Steve meets and falls in love with Lola Mears, a "juke girl" employed at Muckeye's. They befriend farmer Nick Garcos, a hard-working Greek immigrant who bucks Madden's monopoly by selling his crops directly to an Atlanta food distributor. This small revolt is almost foiled by Madden's henchmen, but Steve deliberately stalls one of Nick's hired trucks at the distributor's only entrance gate. He refuses to move the vehicle until a deal for Nick's entire crop is completed. This daring strategy works, and Nick, for the first time in his life, is a successful farmer. Upon his return to Cattail, Nick celebrates his victory over Madden at Muckeye's, where he becomes completely pie-eyed.
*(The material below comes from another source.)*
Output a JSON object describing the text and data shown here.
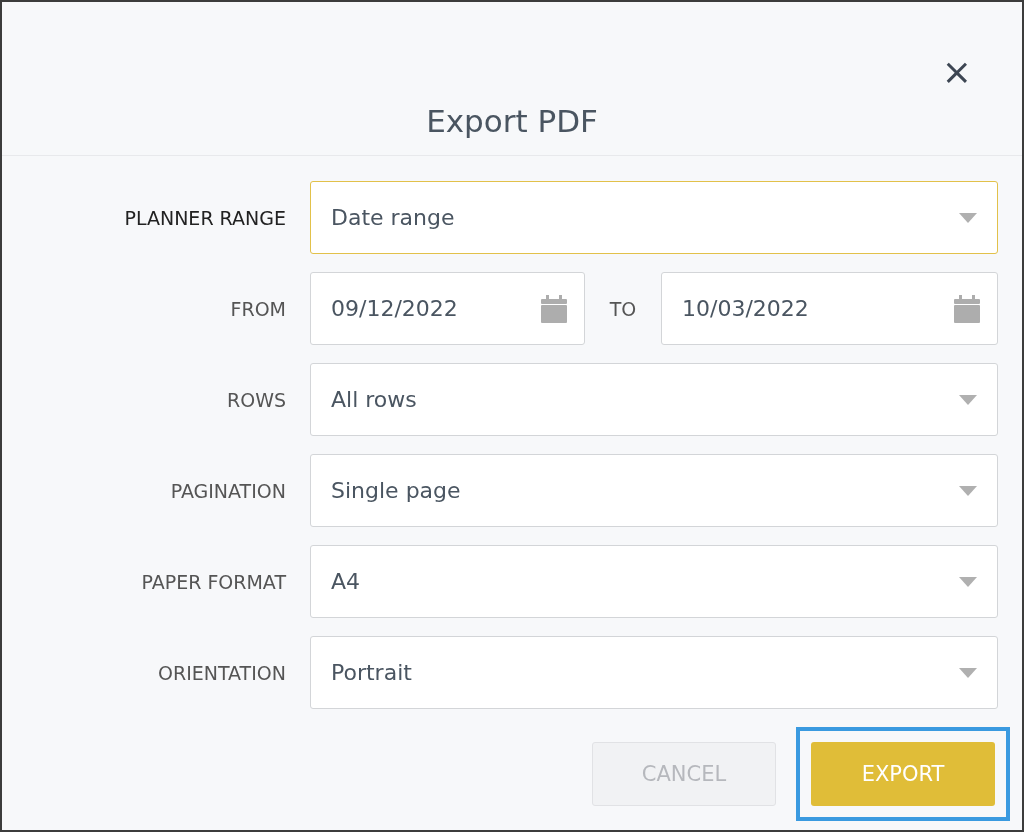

Feeling good about everything and everyone, he approaches Madden, who is working on his books alone at the plant. Nick's intention is to befriend his old antagoist, but Madden will have none of it. He tells Nick to leave the premises. Nick refuses. In the fight that inevitably results, Nick is accidentally killed by Madden, who then attempts to frame Steve and Lola for murder. Madden's guilt, however, is uncovered, resulting in the arrest and certain imprisonment of the area's biggest employer. As a result, Cattail is no longer the boom town it once was. Steve and Lola, along with Madden's ex-employees, decide to pack up and resume their lives elsewhere.

==Production==
The picture was released a month after Kings Row, which also starred Sheridan and Reagan as a couple.